I had a computer issue the last couple of days, so I’m making Thursday’s post today.
Meanwhile, people have been lining up on their sides of the health care reform “debate” (despite there being no valid case for leaving the current system untouched). Former NY Lieutenant Governor Betsy McCaughey so thoroughly collapsed on The Daily Show (the highlight for me was her reading sections of the bill out loud and then completely misrepresenting what they said) that it cost her her job at Cantel Medical Corp, albeit supposedly because they suddenly noticed she’d been involved in the debate since February. Lou Dobbs toured such desolate realms as the United Kingdom, Japan, and Canada and saw the dead and dying piled up six high in the streets except, you know, in reality. Roger Ebert expressed his support for the public option and was told it’s bad because it’s socialism and socialism is bad because it’s socialist.
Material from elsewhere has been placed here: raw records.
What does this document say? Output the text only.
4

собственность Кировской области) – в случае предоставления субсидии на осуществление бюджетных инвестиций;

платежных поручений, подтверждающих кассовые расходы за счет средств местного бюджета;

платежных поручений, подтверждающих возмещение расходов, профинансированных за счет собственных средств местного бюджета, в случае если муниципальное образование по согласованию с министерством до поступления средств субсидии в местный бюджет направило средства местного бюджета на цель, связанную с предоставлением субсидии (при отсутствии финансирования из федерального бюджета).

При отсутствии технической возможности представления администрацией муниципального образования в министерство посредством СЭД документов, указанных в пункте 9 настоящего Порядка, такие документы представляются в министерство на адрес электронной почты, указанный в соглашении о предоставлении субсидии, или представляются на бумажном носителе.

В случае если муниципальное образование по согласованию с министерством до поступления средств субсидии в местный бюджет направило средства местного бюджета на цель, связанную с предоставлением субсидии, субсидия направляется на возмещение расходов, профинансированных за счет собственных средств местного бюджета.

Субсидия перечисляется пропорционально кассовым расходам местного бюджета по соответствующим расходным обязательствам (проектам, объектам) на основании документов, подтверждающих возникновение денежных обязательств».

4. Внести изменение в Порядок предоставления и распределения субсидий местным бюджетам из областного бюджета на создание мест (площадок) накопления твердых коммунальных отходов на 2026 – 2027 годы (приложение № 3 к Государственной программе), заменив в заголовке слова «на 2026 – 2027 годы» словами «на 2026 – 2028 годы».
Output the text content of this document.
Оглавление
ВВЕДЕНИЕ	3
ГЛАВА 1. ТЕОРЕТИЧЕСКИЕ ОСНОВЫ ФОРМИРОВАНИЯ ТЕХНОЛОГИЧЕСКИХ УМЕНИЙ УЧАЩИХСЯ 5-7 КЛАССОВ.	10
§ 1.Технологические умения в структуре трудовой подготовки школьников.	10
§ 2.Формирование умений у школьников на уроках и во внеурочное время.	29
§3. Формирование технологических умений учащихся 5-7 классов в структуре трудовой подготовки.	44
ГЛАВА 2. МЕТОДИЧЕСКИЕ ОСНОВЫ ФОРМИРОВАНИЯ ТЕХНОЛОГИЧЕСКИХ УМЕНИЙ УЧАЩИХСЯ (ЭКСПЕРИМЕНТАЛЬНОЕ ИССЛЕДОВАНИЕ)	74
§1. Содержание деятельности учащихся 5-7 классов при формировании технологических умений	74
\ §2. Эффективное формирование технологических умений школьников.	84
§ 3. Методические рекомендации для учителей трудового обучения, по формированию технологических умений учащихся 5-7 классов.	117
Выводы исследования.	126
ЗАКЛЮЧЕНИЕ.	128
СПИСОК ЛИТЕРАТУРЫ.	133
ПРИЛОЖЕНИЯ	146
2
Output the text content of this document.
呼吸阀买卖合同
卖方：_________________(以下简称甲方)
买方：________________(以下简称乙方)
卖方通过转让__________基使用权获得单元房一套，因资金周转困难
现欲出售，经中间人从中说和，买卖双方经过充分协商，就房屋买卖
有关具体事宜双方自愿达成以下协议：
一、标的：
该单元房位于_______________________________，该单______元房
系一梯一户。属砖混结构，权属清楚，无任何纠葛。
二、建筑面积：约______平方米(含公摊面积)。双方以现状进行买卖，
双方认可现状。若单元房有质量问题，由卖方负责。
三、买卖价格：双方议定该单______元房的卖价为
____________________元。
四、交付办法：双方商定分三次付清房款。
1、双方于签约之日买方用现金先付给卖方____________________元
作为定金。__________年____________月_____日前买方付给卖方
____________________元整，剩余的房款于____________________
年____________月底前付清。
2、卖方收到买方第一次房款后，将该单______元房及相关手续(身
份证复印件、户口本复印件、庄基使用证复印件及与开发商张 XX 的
Or something like that.
What I haven’t seen is an argument against insuring sick people. I am inadequately insured. Why should I go untreated? No, tell me, I really want to know. It’s a hereditary, chronic illness, so it’s not like I went out and got myself sick in a fiendish plot to make other people pay for it. I don’t think anyone does that, actually. You’re left arguing against insuring the Wrong Sort, which does seem Republican, come to think of it, but the people shouting speakers down at town hall meeting often are what they would call the wrong sort (except for race, of course).
Again, I haven’t seen any explanation of what’s good about the current system. It leaves some people unable to access healthcare when they need it, and it puts preventative care—so they don’t need more and more expensive care later—out of reach of 47 million Americans. It needs to be changed; it needs to be improved. And lying about what that means helps no one.